I have been prodded – both by being on a radio panel discussion today and by the awesome Catie – to assemble some thoughts on the euro crisis and what it means for both parts of Ireland. There is a certain air of pessimism at present, driven largely by recent pieces in the Financial Times and the Economist predicting that the end is nigh and that the single currency is on the verge of breaking up. I must say that I am very sceptical of such reports. They seem to me a combination of wishful thinking from those outside the system who never wanted to see it get off the ground in the first place, deliberate spinning from those inside the system who hope that a sense of urgency may spur EU leaders into action, and malicious spinning from those inside the system who resent being marginalised by the process of resolving it. The fact is that while the costs of retaining the euro for now are huge, the costs of abandoning the project are almost literally unimaginable, and so far no government in the system has determined even that their own interests are in leaving, let alone that they wish to bring down the system.

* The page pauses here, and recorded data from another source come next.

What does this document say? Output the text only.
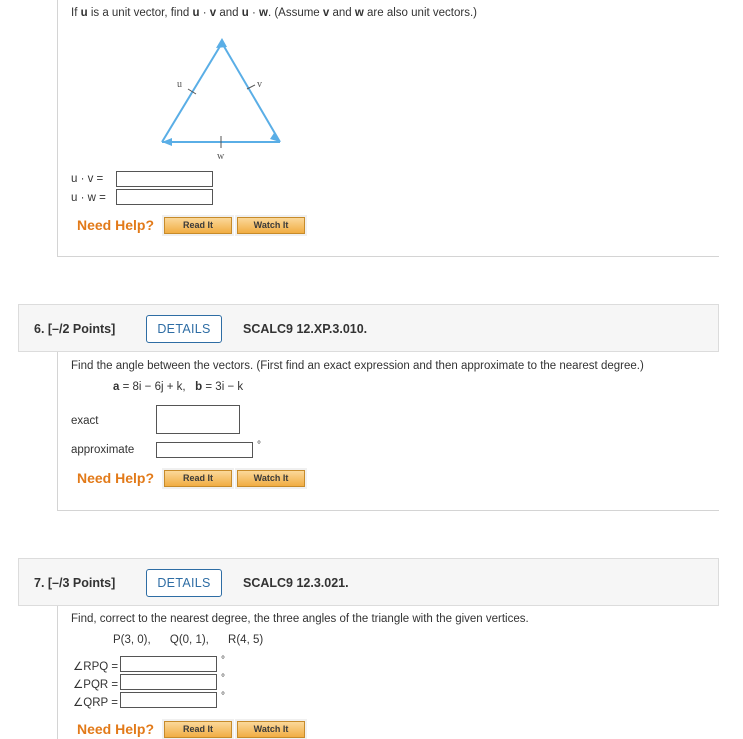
If u is a unit vector, find u · v and u · w. (Assume v and w are also unit vectors.)
u	v
w
u · v =
u · w =
Need Help?	Read It	Watch It
6. [–/2 Points]	DETAILS	SCALC9 12.XP.3.010.
Find the angle between the vectors. (First find an exact expression and then approximate to the nearest degree.)
a = 8i − 6j + k, b = 3i − k
exact
approximate	°
Need Help?	Read It	Watch It
7. [–/3 Points]	DETAILS	SCALC9 12.3.021.
Find, correct to the nearest degree, the three angles of the triangle with the given vertices.
P(3, 0), Q(0, 1), R(4, 5)
∠RPQ =
°
∠PQR =
°
∠QRP =
°
Need Help?	Read It	Watch It
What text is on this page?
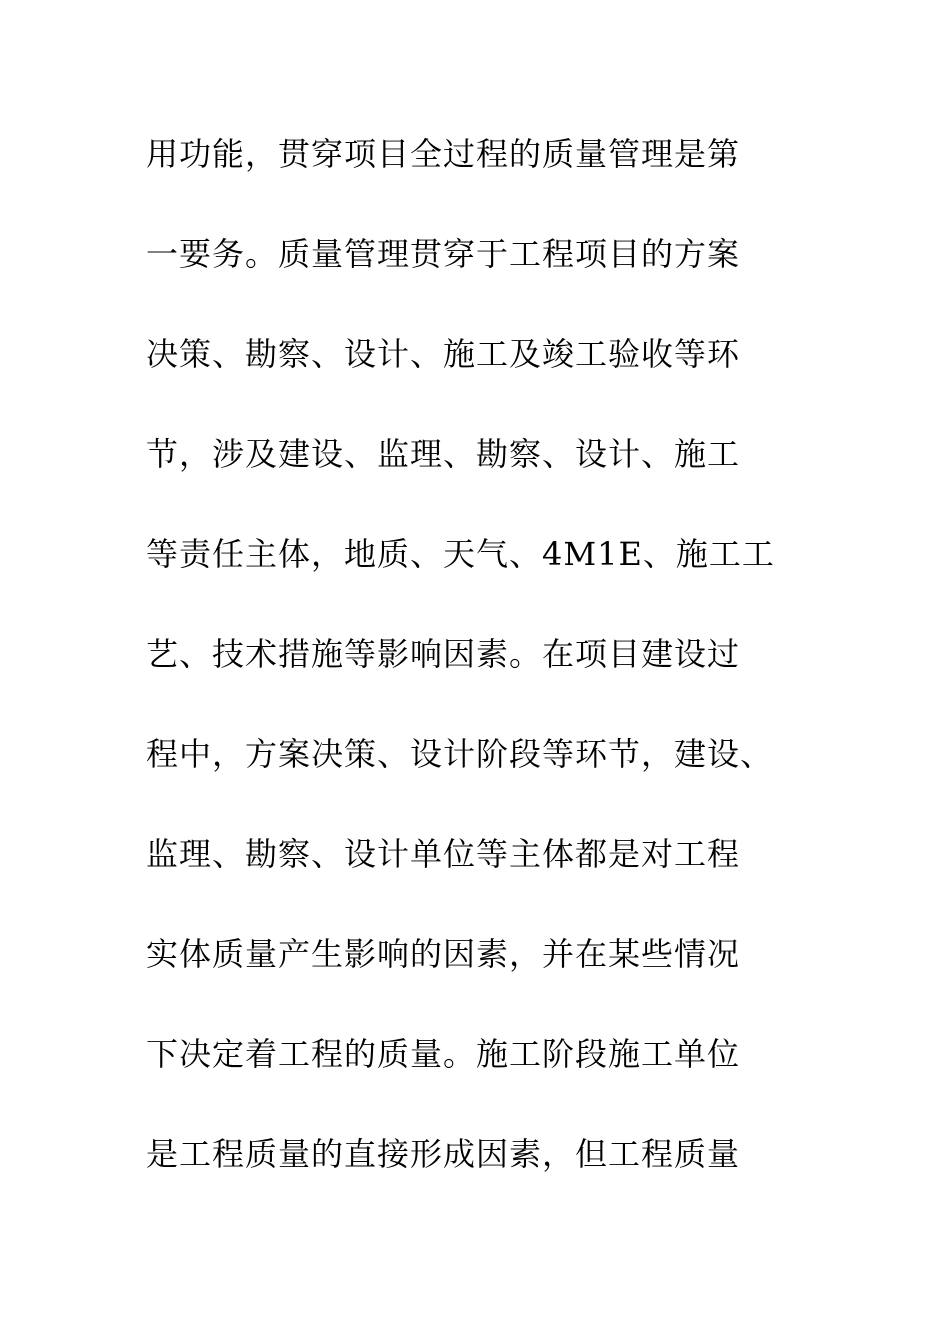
用功能，贯穿项目全过程的质量管理是第
一要务。质量管理贯穿于工程项目的方案
决策、勘察、设计、施工及竣工验收等环
节，涉及建设、监理、勘察、设计、施工
等责任主体，地质、天气、4M1E、施工工
艺、技术措施等影响因素。在项目建设过
程中，方案决策、设计阶段等环节，建设、
监理、勘察、设计单位等主体都是对工程
实体质量产生影响的因素，并在某些情况
下决定着工程的质量。施工阶段施工单位
是工程质量的直接形成因素，但工程质量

A good example is Friday's pair of pieces (1, 2) by the Economist's "Charlemagne" (Anton La Guardia) on the differences between President Sarkozy and Chancellor Merkel, which combines a detailed and forensic analysis of their recent statements with, in my view, an unnecessarily pessimistic take on the chance of their reaching agreement. Even the uninformed reader will be able to spot that there is not actually much substantive difference between the positions of Paris and Berlin on the way forward. In addition, La Guardia could have looked a bit more at the underlying dynamics – most importantly, Merkel and Ssarkozy actively want to reach a deal; and where there are differences between them, Merkel is likely to prevail over Sarkozy because she is is more widely respected in the EU, enjoys the paradoxical combination of a stronger domestic political situation and more serious domestic institutional constraints (thanks to the Karlsruhe constitutional court), and is basically a smarter and more serious politician than the French President. Next week's summits will inevitably declare success, because they always do, but I think it's more likely than not that there will be serious substance to that success.

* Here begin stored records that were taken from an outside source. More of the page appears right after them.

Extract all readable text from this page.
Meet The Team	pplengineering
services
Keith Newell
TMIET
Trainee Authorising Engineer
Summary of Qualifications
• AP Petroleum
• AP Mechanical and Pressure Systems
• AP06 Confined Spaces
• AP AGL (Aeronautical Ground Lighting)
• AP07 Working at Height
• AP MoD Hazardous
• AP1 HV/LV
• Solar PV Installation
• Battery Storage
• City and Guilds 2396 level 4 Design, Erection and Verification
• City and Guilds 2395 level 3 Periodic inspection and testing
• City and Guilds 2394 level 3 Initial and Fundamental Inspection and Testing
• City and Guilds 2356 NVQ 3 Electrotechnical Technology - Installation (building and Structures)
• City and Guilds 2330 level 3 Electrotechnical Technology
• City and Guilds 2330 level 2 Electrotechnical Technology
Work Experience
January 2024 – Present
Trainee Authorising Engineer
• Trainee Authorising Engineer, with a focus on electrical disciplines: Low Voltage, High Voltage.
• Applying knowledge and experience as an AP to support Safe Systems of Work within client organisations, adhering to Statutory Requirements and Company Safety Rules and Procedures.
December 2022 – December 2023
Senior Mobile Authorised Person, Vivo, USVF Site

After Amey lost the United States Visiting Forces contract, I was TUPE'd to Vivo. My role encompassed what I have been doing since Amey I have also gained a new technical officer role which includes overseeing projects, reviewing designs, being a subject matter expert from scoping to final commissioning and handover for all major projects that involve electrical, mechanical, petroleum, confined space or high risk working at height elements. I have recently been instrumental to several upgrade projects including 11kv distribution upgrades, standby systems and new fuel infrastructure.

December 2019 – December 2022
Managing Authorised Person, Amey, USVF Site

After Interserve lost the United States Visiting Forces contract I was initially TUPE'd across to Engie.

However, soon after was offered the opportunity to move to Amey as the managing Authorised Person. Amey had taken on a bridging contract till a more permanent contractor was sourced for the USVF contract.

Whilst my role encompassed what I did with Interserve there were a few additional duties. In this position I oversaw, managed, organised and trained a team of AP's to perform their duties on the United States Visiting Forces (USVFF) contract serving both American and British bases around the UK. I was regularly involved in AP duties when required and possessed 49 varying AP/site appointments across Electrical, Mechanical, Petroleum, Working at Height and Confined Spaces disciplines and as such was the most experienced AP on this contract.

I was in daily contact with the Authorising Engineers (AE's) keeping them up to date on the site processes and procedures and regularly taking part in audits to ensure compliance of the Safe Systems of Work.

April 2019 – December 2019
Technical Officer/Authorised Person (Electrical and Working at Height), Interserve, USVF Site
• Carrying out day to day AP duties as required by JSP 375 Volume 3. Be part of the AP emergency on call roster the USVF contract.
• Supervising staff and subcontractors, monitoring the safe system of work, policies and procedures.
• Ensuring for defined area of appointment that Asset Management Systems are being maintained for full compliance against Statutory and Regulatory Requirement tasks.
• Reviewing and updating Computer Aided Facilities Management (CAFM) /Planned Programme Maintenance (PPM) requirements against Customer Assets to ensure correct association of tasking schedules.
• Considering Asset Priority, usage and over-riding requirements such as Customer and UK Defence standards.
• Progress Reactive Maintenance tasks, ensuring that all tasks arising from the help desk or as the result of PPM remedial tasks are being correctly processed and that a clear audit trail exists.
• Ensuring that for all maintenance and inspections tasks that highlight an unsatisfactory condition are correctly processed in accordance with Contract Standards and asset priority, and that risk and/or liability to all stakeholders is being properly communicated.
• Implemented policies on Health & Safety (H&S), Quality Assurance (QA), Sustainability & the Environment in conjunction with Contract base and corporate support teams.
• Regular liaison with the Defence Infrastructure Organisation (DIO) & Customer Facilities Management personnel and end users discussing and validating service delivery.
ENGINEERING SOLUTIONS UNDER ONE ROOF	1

That is almost certain to mean a proposal for institutionalised fiscal governance for the 17 countries in the euro-zone – a surrender of national sovereign financial powers to some Brussels-based institutions. The big concerns there are going to be the extent to which such a process can have democratic oversight, and the role for the 10 (soon 11) member states who don't use the euro as their currency. David Cameron appears to have decided that British interests are to have a fiscal union without the UK in, and if so he is likely to get that. But the UK and the other 'Outs' will certainly be marginalised from the debate; as the Economist's "Bagehot" (David Rennie) has reported, if the British demand anything much in return for their consent to a treaty change which does not directly affect them, the Germans will reluctantly (and others less reluctantly) move to a new treaty with no British involvement at all.

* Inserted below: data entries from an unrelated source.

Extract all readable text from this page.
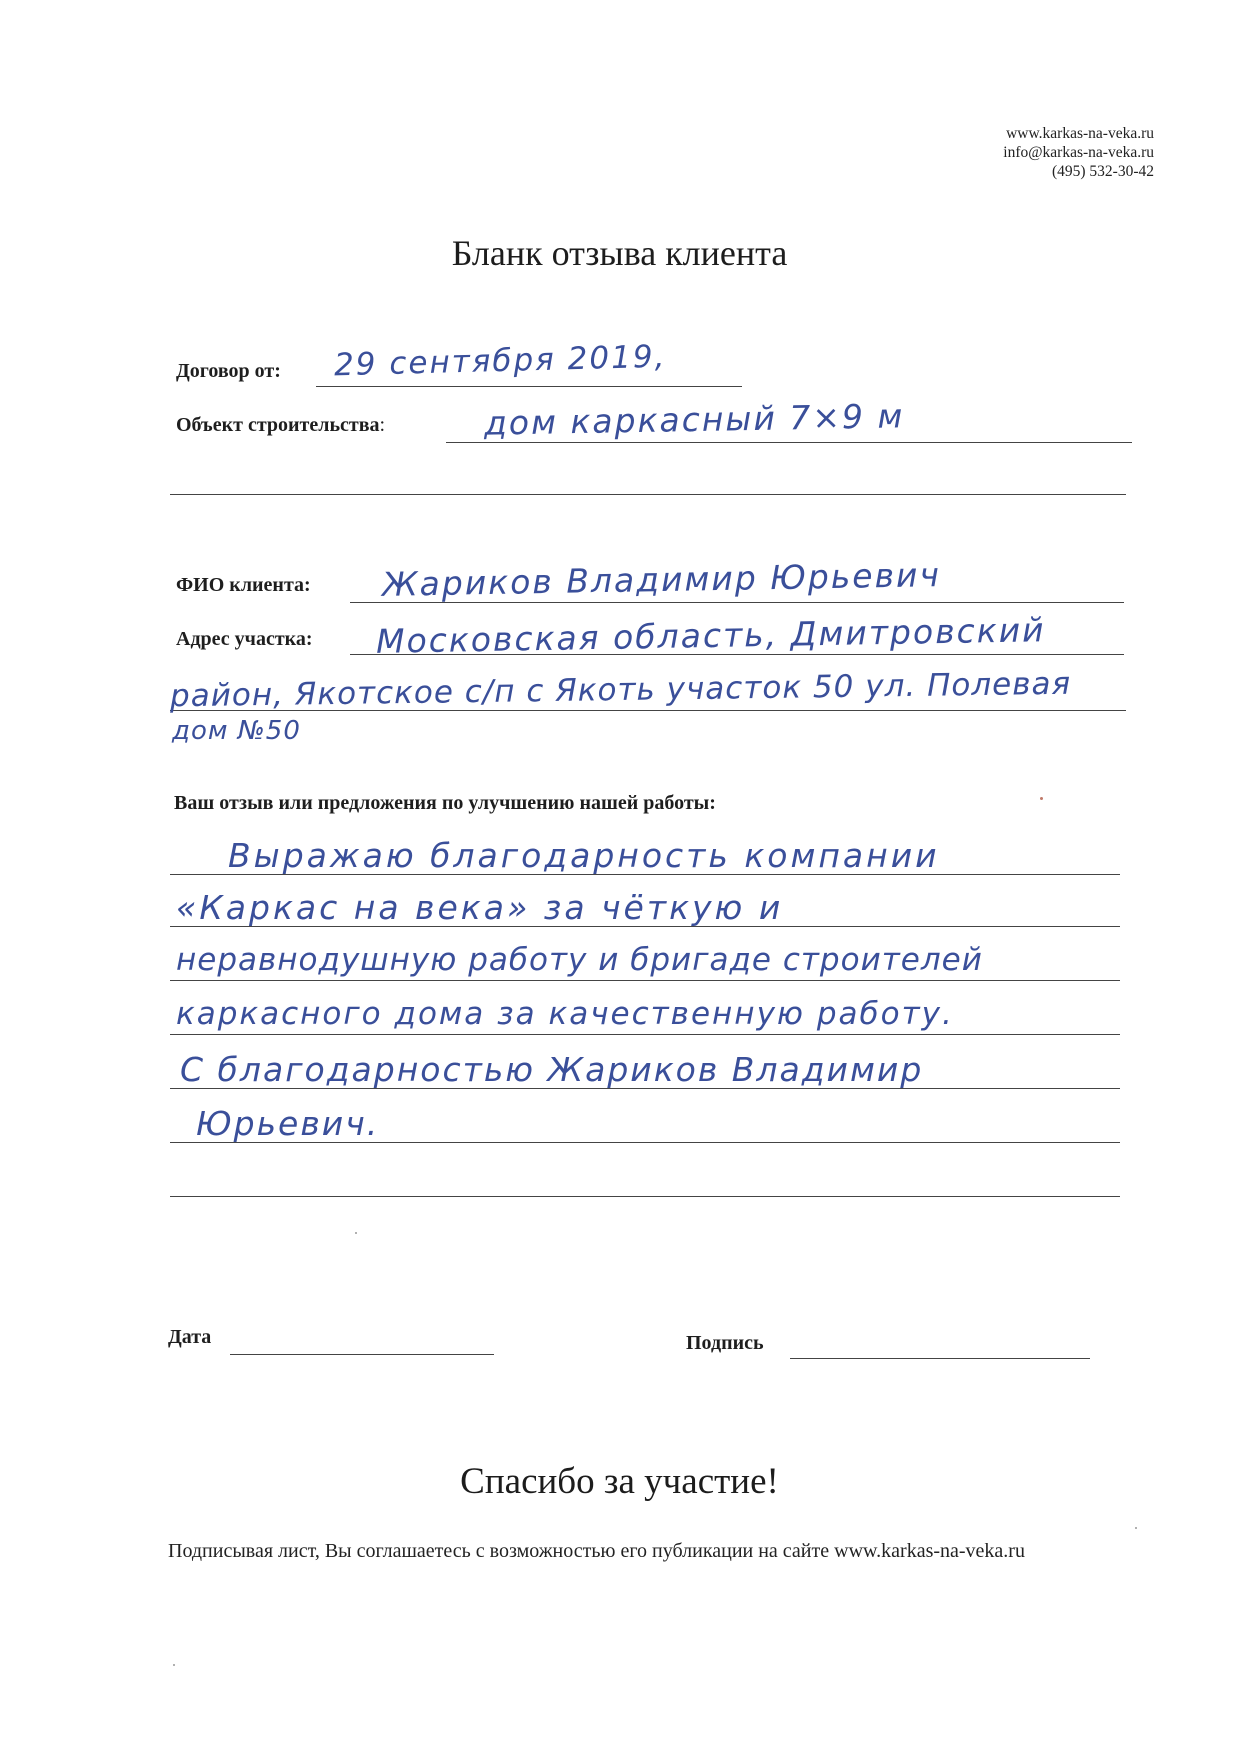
www.karkas-na-veka.ru
info@karkas-na-veka.ru
(495) 532-30-42
Бланк отзыва клиента
Договор от: 29 сентября 2019,
Объект строительства:	дом каркасный 7×9 м
ФИО клиента: Жариков Владимир Юрьевич
Адрес участка: Московская область, Дмитровский
район, Якотское с/п с Якоть участок 50 ул. Полевая
дом №50
Ваш отзыв или предложения по улучшению нашей работы:
Выражаю благодарность компании
«Каркас на века» за чёткую и
неравнодушную работу и бригаде строителей
каркасного дома за качественную работу.
С благодарностью Жариков Владимир
Юрьевич.
Дата	Подпись
Спасибо за участие!
Подписывая лист, Вы соглашаетесь с возможностью его публикации на сайте www.karkas-na-veka.ru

From the Irish perspective, this is all pretty significant. Irish fiscal sovereignty has already effectively been outsourced as a result of the crisis; the new EU architecture offers not a means of regaining it, but an opportunity to at least fight for some openness and transparency (perhaps even democracy!) in the new structures. I doubt that Irish officials will have the stomach for such a fight. I have been told by one senior source that Ireland's red line is to retain its right to set a low level of corporation tax, and pretty much all other concessions may be made with that goal in mind. (Has that been a matter of public debate in Dublin?)
Northern Ireland is a marginal region, on the frontier of the euro zone, in a state which will have little input into the debate and whose neighbouring euro-users will not be arguing for Northern Ireland's interests either. Northern Ireland's three MEPs, whose positions I respect and who have all been personally helpful to me on various issues, are Eurosceptics and so will also be outside the political mainstream on this. There is a role for civil society to get a bit more involved in European issues, for the Assembly to start taking a stronger interest in Brussels, and for the Executive to start liaising with other regions which are in a similar situation – the likes of Skåne, or Karlovy Vary.
There is a bit of a silver lining. The crisis has directly resulted in Belgium finally forming a government, almost twenty months after the last one resigned; bow-tie-wearing Francophone Socialist Elio Di Rupo is to take office as our new Prime Minister tomorrow. And later in the week, Croatia will sign its accession treaty to become the 28th member state, a significant reminder of the EU's origins as a mechanism for continental conflict resolution, and of the importance of the EU in removing war or the threat of war as an element of forward planning for its member states. That will be a great moment, particularly for chief negotiator Vladimir Drobnjak, who has been managing the process for most of the last decade, and a chance for the EU as a whole to cheer rather than sigh; it is a club that people still want to join.